By the time it whizzes by Graeme it would be moving at 29 mph.

It may be tempting to think that all the momentum of the stone is transferred to the brick - that the stone hits the seesaw and immediately comes to rest and the brick goes flying off. But that only happens if the mass of the stone and brick are equal. (Think about two billiard balls hitting head-on, in that case one does stop and the other takes up the momentum.) If the stone is heavier than the brick, then the brick takes some of the momentum but the stone does not stop. In fact because the fulcrum is in the center of the seesaw, the solution here is actually the same as for what happens if two blocks or balls collide on a (frictionless, one-dimensional) table. That one is in the textbooks.

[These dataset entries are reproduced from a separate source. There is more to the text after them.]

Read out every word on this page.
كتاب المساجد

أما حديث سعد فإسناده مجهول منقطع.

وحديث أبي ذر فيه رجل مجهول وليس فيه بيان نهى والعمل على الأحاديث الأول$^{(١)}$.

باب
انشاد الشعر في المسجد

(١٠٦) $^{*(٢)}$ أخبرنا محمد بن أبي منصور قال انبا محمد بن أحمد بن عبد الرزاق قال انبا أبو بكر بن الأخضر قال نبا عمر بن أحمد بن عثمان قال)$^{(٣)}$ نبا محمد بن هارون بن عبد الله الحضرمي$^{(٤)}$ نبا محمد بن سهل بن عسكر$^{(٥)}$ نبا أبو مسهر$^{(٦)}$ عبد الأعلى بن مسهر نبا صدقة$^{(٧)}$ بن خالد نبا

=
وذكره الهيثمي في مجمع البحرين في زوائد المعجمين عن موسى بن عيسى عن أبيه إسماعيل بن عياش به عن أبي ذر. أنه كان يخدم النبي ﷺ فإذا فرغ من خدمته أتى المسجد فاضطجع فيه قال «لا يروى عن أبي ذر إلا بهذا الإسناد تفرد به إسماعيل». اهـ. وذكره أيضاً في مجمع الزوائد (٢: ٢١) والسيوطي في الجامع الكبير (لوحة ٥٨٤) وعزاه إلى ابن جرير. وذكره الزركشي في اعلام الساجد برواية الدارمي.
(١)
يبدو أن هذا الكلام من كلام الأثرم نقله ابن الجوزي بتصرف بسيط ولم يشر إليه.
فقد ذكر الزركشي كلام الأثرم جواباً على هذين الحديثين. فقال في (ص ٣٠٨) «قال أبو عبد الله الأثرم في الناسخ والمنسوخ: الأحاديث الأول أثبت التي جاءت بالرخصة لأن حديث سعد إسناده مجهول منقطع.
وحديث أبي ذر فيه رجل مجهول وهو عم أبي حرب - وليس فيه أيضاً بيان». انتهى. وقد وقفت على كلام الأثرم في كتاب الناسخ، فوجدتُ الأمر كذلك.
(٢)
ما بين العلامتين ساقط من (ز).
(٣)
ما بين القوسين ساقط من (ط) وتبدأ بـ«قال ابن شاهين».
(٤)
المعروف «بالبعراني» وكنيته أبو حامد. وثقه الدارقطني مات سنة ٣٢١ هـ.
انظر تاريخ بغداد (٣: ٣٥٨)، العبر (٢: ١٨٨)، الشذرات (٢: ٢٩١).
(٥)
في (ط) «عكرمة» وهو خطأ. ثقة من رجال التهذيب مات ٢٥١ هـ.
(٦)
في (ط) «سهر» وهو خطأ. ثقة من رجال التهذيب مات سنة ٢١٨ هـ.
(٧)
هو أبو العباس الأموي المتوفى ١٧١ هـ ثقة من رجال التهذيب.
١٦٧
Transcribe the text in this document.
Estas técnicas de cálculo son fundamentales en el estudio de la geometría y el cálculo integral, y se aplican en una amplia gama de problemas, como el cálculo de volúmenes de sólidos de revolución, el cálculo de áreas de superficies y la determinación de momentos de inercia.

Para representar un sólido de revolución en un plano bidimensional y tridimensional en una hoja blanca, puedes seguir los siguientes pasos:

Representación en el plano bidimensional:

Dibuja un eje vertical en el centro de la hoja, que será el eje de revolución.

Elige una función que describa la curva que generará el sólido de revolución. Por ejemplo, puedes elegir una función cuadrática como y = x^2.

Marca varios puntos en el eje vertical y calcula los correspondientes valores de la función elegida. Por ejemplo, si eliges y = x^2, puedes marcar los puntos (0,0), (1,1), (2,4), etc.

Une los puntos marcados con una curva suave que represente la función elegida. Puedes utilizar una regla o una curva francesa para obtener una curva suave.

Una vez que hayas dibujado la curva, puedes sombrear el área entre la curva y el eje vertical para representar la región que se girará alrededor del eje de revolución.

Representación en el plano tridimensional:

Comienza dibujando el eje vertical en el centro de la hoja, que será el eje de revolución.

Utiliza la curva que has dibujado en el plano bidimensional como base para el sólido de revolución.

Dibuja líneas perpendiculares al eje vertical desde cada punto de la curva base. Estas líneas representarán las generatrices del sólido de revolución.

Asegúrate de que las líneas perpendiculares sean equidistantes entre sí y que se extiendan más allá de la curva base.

Thanks to David Morin and Melissa Franklin at Harvard for checking this. David writes, by the way:

I thought of another argument why the resulting speed is the same as in the linear case of one ball simply colliding with another: Assuming a rigid seesaw, it actually doesn’t need to be straight. It could be bent by any angle in the middle, and the smaller ball will still come out at the same speed (but at a different, angle, of course); the conservation of E and L equations are the same. So you can imagine bending one radial arm all the way back around to the other, making the angle between them zero (instead of 180 for a straight seesaw). In this extreme case, the seesaw effectively consists of only one (doubled up) radial arm. So we basically have one ball hitting another ball, with an irrelevant board in between. Removing the irrelevant board then just gives a standard one-dimensional collision. (A picture is probably worth at least 100 words here.)
And then for a standard 1-D elastic collision in the limit where one ball is much more massive than the other, the easiest way (in case this reasoning has faded from your memory!) to get the resulting speed of 2v is to temporarily work in the reference frame of the large ball. The small ball comes in at speed v and then simply bounces out with (essentially) speed v (assuming an elastic collision). Switching back to the lab frame involves adding on the speed v of the large ball, yielding 2v total for the small ball.

The approximation that the velocity of the brick coming off the seesaw is twice the velocity of the stone when it hits isn’t bad in this case. You get a final velocity of about 33 mph which is pretty close.